Some people know from an early age what they're cut out to be and do. Others struggle for a while, trying first this and then that until they find their calling.
I had a college roommate who knew from his first day as a freshman what his calling was, and he never wavered from it once. In fact, he died a few years ago, still doing that one thing.
It took me a while longer. I had three majors before I "found myself" and settled on a career as a teacher and writer-editor.

For Lyman, it took even longer to hit his stride. He bounced from one job to another and never stuck to one long enough to call it a career. He worked at various times as an actor, a reporter, a playwright, a traveling salesman, a store display window decorator, a chicken breeder, and who knows what else.
Finally, in 1897, when he was 41 years old (he was born on May 15, 1856), he discovered what he should have been doing all along. He became an author when his first published work appeared--Tales from Mother Goose. He went on to write more: Father Goose: His Book, 41 other novels, 83 short stories, more than 200 poems, and 42 or more scripts. Lyman could say he had found his calling. But you probably know Lyman better for 14 other things he wrote based on one fantastic idea.
As I understand it, Lyman's children had asked him to tell them a story. Wracking his weary brain for an idea to tell them as a story, he let his gaze wander around his office until his eyes happened to light on a filing cabinet drawer that he had inadvertently left open. On the tab identifying the drawer's contents he read, "O-Z."
That sparked his imagination. And he began to tell his children the story that became what you know as The Wonderful Wizard of Oz.
Lyman is better known today as L. Frank Baum. And people have enjoyed his brainchild work for generations, thanks especially to the movie adaptation of his book.

Although Baum's masterpiece was written for children, it includes some dialogue that adults could benefit from.
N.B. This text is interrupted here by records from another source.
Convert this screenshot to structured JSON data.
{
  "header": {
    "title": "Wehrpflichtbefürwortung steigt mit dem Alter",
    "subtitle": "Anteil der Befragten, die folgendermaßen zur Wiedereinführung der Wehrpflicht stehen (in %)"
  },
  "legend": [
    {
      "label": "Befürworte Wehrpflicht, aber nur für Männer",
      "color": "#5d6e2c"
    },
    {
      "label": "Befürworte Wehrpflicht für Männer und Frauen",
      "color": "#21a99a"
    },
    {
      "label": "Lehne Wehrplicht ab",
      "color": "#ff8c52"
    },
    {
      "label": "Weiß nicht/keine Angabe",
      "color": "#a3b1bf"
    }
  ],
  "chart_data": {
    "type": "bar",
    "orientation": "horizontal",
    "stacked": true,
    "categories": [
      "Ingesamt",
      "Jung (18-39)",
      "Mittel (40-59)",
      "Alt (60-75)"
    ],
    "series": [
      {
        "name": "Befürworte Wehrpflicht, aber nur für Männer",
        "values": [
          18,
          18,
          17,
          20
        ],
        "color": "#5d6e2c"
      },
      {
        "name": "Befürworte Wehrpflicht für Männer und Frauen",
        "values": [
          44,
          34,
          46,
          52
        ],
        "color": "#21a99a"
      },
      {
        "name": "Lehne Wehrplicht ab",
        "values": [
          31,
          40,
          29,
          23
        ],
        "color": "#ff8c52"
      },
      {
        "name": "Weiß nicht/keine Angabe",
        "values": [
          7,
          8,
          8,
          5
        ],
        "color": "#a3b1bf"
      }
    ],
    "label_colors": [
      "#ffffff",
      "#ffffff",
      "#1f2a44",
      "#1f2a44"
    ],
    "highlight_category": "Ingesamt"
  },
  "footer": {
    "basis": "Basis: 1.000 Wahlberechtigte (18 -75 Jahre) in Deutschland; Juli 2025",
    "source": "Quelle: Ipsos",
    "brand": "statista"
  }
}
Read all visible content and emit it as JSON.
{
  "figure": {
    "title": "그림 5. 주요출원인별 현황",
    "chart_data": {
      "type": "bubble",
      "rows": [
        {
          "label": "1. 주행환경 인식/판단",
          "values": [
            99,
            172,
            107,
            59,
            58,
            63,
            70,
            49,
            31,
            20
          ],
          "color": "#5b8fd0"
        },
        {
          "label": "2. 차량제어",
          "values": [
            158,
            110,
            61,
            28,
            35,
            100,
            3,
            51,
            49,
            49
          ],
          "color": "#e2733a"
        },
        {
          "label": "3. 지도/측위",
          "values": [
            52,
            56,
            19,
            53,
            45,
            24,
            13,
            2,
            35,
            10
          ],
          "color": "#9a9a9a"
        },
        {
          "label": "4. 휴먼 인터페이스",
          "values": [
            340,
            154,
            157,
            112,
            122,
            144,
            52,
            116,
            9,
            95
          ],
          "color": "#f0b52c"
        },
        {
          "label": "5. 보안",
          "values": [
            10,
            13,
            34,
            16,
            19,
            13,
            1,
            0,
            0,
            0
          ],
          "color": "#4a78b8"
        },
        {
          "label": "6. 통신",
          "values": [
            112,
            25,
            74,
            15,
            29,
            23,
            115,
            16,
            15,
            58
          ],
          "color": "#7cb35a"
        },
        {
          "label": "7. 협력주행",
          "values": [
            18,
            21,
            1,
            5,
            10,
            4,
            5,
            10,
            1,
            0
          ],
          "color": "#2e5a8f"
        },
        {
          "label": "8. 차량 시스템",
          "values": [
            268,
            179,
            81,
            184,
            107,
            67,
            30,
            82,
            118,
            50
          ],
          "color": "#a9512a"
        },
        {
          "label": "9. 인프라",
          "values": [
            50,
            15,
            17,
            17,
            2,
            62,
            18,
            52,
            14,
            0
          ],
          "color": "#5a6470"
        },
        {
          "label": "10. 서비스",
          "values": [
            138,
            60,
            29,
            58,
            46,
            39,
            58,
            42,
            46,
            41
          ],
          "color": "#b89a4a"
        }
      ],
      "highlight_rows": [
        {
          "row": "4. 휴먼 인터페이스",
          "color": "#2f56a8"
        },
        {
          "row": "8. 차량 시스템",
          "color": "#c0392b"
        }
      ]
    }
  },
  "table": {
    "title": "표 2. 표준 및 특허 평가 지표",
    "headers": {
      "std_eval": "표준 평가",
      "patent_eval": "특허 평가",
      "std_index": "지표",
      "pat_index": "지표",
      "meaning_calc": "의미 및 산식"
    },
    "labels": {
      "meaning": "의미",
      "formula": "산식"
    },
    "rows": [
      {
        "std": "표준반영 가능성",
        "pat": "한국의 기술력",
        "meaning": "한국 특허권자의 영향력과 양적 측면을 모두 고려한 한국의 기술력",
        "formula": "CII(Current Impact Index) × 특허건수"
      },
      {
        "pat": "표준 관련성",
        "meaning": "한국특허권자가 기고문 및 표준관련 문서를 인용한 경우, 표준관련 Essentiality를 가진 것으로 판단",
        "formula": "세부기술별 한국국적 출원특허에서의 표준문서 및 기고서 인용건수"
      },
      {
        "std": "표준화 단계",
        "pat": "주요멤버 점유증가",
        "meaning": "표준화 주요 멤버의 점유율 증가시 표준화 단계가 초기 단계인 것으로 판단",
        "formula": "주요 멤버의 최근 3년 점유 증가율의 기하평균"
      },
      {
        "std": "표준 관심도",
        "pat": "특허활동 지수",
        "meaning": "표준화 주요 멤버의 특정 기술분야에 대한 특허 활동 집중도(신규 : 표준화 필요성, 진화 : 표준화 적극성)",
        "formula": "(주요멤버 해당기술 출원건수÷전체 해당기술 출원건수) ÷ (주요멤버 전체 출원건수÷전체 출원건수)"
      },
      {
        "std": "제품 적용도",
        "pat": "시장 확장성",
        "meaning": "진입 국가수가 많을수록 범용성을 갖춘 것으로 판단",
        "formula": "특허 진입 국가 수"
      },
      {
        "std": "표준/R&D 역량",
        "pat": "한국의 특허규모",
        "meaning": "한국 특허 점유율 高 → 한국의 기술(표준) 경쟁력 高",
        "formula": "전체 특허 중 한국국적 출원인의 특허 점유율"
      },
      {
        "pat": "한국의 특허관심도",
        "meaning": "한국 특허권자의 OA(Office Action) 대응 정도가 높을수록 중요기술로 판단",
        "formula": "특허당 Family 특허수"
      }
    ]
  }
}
Consider the following quotations from it:
"Some people without brains do an awful lot of talking, don't you think?"
"A baby has brains, but it doesn't know much. Experience is the only thing that brings knowledge, and the longer you are on earth the more experience you are sure to get."
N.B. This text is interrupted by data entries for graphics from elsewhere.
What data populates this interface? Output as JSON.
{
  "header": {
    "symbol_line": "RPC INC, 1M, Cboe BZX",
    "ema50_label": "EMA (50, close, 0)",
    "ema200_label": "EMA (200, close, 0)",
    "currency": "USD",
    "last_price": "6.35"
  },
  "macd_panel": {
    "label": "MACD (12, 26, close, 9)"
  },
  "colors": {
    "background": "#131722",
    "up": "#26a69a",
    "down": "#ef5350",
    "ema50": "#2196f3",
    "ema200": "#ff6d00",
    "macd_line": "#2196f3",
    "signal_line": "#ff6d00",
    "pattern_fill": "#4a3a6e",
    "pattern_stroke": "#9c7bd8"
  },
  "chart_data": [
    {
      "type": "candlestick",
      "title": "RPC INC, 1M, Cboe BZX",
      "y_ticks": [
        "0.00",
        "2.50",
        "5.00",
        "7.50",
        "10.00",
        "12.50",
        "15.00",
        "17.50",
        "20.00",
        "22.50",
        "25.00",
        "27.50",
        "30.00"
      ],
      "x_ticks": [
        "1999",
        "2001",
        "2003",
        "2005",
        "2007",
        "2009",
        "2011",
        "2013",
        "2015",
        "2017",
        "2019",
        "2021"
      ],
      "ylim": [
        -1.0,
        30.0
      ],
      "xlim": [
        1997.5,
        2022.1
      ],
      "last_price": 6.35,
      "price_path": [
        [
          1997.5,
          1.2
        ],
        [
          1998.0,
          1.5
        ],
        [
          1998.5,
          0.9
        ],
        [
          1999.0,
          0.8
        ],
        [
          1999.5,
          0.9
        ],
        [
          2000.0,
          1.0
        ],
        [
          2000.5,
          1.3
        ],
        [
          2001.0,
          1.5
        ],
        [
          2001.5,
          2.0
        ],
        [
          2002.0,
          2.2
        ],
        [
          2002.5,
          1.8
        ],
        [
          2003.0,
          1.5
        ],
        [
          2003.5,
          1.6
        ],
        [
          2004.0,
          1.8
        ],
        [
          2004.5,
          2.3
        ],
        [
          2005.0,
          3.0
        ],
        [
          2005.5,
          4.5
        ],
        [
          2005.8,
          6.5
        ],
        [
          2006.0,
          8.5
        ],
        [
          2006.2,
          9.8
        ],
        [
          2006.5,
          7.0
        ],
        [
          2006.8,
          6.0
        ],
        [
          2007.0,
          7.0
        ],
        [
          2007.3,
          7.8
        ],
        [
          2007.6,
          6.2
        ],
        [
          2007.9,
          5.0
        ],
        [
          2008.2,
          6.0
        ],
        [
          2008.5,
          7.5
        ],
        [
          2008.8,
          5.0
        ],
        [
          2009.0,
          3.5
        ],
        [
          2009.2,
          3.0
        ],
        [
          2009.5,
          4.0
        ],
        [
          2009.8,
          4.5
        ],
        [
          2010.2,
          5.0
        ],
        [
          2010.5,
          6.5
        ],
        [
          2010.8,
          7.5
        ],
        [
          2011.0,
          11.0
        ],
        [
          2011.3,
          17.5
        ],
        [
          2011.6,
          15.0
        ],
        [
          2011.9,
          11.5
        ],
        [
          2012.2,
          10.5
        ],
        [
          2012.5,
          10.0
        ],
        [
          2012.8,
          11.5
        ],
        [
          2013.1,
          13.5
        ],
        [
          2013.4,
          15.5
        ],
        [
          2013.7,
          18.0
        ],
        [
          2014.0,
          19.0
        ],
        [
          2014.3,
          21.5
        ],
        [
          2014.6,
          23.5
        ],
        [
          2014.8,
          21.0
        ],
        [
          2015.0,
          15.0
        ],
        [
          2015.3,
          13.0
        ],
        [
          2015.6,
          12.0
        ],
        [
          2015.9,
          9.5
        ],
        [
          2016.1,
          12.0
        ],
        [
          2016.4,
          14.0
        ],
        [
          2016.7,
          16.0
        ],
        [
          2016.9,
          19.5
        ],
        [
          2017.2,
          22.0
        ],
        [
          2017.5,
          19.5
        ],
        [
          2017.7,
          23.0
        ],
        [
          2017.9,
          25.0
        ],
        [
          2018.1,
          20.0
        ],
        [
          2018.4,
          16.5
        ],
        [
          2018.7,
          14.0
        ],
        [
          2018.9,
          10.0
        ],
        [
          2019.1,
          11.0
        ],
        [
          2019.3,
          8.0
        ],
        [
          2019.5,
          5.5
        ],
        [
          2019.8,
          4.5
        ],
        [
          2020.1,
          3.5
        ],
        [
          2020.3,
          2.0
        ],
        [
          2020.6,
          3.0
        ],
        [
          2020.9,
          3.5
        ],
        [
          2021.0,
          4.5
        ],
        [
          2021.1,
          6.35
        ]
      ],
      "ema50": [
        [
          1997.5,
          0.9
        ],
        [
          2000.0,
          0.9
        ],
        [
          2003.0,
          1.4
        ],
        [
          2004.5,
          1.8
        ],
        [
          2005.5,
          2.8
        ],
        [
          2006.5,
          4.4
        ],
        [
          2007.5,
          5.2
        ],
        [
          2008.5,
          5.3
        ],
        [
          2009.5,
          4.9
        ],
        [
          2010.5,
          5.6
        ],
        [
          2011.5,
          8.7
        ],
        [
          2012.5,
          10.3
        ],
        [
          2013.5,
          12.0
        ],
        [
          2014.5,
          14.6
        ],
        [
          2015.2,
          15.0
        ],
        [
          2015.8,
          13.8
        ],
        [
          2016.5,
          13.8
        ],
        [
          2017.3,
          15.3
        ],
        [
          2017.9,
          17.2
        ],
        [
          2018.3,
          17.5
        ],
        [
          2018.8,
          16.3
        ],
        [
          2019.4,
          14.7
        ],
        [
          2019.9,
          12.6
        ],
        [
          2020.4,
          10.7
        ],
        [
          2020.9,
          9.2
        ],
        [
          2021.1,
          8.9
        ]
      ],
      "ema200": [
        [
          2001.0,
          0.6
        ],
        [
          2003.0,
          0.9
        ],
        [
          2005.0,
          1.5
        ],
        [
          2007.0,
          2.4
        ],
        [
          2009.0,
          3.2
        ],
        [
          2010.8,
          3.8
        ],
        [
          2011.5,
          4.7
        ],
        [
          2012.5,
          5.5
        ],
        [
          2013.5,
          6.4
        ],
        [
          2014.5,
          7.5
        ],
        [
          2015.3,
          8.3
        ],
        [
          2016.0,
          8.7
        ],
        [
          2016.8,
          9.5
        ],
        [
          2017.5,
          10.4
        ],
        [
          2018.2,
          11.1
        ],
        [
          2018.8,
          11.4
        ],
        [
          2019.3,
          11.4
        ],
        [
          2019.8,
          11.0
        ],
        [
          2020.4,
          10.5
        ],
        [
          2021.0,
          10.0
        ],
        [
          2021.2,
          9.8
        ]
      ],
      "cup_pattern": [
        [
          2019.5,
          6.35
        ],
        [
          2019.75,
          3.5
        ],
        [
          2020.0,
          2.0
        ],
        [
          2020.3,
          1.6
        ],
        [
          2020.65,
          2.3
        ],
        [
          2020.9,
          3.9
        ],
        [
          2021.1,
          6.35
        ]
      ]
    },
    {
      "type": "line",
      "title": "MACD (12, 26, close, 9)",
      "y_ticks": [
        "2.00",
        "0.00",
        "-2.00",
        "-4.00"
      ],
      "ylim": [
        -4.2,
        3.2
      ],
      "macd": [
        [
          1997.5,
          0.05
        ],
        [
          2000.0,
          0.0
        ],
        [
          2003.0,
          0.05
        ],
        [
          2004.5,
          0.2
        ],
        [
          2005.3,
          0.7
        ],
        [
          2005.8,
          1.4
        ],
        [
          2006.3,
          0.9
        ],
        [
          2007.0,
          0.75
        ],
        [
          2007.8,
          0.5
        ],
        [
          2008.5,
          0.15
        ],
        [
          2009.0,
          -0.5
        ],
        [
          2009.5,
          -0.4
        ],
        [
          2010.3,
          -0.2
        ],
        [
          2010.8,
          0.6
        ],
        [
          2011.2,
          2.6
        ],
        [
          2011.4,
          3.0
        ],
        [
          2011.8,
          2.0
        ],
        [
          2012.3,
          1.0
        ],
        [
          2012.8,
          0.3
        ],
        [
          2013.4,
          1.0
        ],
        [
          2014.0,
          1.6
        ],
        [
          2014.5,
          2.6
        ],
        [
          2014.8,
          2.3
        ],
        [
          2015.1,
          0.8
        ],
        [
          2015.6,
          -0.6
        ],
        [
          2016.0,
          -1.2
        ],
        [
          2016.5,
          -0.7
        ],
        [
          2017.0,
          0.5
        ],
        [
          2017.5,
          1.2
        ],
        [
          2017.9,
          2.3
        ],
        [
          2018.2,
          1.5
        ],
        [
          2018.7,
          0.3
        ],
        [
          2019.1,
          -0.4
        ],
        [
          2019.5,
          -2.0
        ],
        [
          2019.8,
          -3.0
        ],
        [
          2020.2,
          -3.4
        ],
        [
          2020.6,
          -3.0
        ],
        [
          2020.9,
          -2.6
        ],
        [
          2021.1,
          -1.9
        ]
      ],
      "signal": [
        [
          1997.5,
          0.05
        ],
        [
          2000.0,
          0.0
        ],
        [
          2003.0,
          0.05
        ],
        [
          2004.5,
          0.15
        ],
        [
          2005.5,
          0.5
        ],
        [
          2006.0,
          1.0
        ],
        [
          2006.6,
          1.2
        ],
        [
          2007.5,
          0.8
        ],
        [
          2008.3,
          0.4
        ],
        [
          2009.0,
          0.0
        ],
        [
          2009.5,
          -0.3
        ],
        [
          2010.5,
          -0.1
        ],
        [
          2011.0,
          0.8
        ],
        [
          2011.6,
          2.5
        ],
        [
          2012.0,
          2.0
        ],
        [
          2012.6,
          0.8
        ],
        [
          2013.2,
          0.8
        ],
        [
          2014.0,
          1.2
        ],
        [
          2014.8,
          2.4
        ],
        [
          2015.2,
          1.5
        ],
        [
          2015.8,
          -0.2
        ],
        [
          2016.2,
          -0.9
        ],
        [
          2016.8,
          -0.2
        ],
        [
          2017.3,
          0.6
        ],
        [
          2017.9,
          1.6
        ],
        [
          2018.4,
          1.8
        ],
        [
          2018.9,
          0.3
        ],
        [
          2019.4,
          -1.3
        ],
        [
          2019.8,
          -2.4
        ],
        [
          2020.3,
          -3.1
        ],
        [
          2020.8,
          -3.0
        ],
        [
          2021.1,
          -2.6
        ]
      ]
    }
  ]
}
"For I consider brains far superior to money in every way. You may have noticed that if one has money without brains, he cannot use it to his advantage; but if one has brains without money, they will enable him to live comfortably to the end of his days."
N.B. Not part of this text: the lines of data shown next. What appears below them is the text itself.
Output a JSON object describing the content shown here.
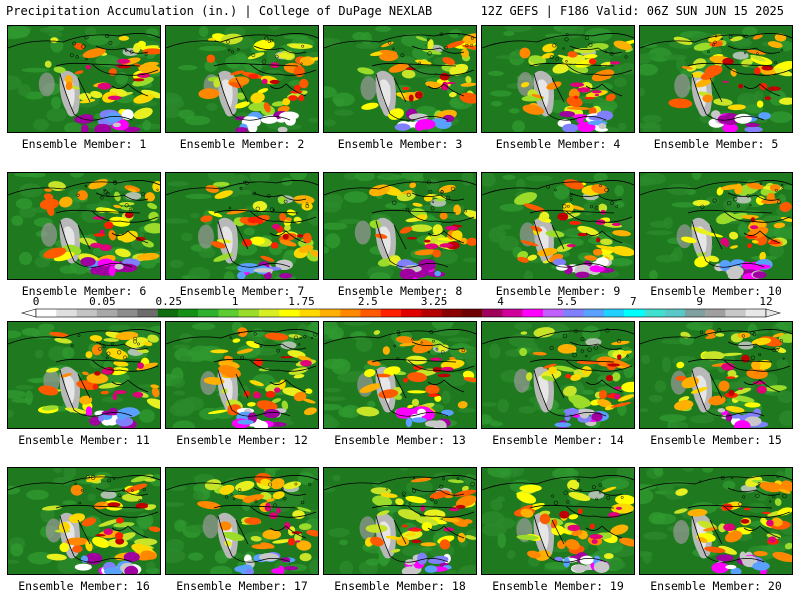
{
  "header": {
    "title": "Precipitation Accumulation (in.) | College of DuPage NEXLAB",
    "run_info": "12Z GEFS | F186 Valid: 06Z SUN JUN 15 2025"
  },
  "colorbar": {
    "tick_labels": [
      "0",
      "0.05",
      "0.25",
      "1",
      "1.75",
      "2.5",
      "3.25",
      "4",
      "5.5",
      "7",
      "9",
      "12"
    ],
    "colors": [
      "#ffffff",
      "#e0e0e0",
      "#c4c4c4",
      "#a8a8a8",
      "#8c8c8c",
      "#6c6c6c",
      "#0f6d0f",
      "#168f16",
      "#2fb02f",
      "#5ccc32",
      "#9bdc2a",
      "#d8ee24",
      "#ffff00",
      "#ffd800",
      "#ffb000",
      "#ff8800",
      "#ff5a00",
      "#ff2000",
      "#e00000",
      "#b40000",
      "#8a0000",
      "#6e0000",
      "#a0005a",
      "#d0009a",
      "#ff00ff",
      "#c060ff",
      "#8080ff",
      "#5aa0ff",
      "#20d0ff",
      "#00ffff",
      "#40e0d0",
      "#58c8c8",
      "#80a0a0",
      "#a0a0a0",
      "#c8c8c8",
      "#e8e8e8"
    ]
  },
  "members": [
    {
      "label": "Ensemble Member: 1"
    },
    {
      "label": "Ensemble Member: 2"
    },
    {
      "label": "Ensemble Member: 3"
    },
    {
      "label": "Ensemble Member: 4"
    },
    {
      "label": "Ensemble Member: 5"
    },
    {
      "label": "Ensemble Member: 6"
    },
    {
      "label": "Ensemble Member: 7"
    },
    {
      "label": "Ensemble Member: 8"
    },
    {
      "label": "Ensemble Member: 9"
    },
    {
      "label": "Ensemble Member: 10"
    },
    {
      "label": "Ensemble Member: 11"
    },
    {
      "label": "Ensemble Member: 12"
    },
    {
      "label": "Ensemble Member: 13"
    },
    {
      "label": "Ensemble Member: 14"
    },
    {
      "label": "Ensemble Member: 15"
    },
    {
      "label": "Ensemble Member: 16"
    },
    {
      "label": "Ensemble Member: 17"
    },
    {
      "label": "Ensemble Member: 18"
    },
    {
      "label": "Ensemble Member: 19"
    },
    {
      "label": "Ensemble Member: 20"
    }
  ]
}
"A little misery, at times, makes one appreciate happiness more."
And my favorite,
"No matter how dreary and gray our homes are, we people of flesh and blood would rather live there than in any other country, be it ever so beautiful. There is no place like home." (Can't you just hear Judy Garland repeating that with closed eyes? "There's no place like home! There's no place like home!")
Just thinking about this topic makes me want to watch that movie again! How about you?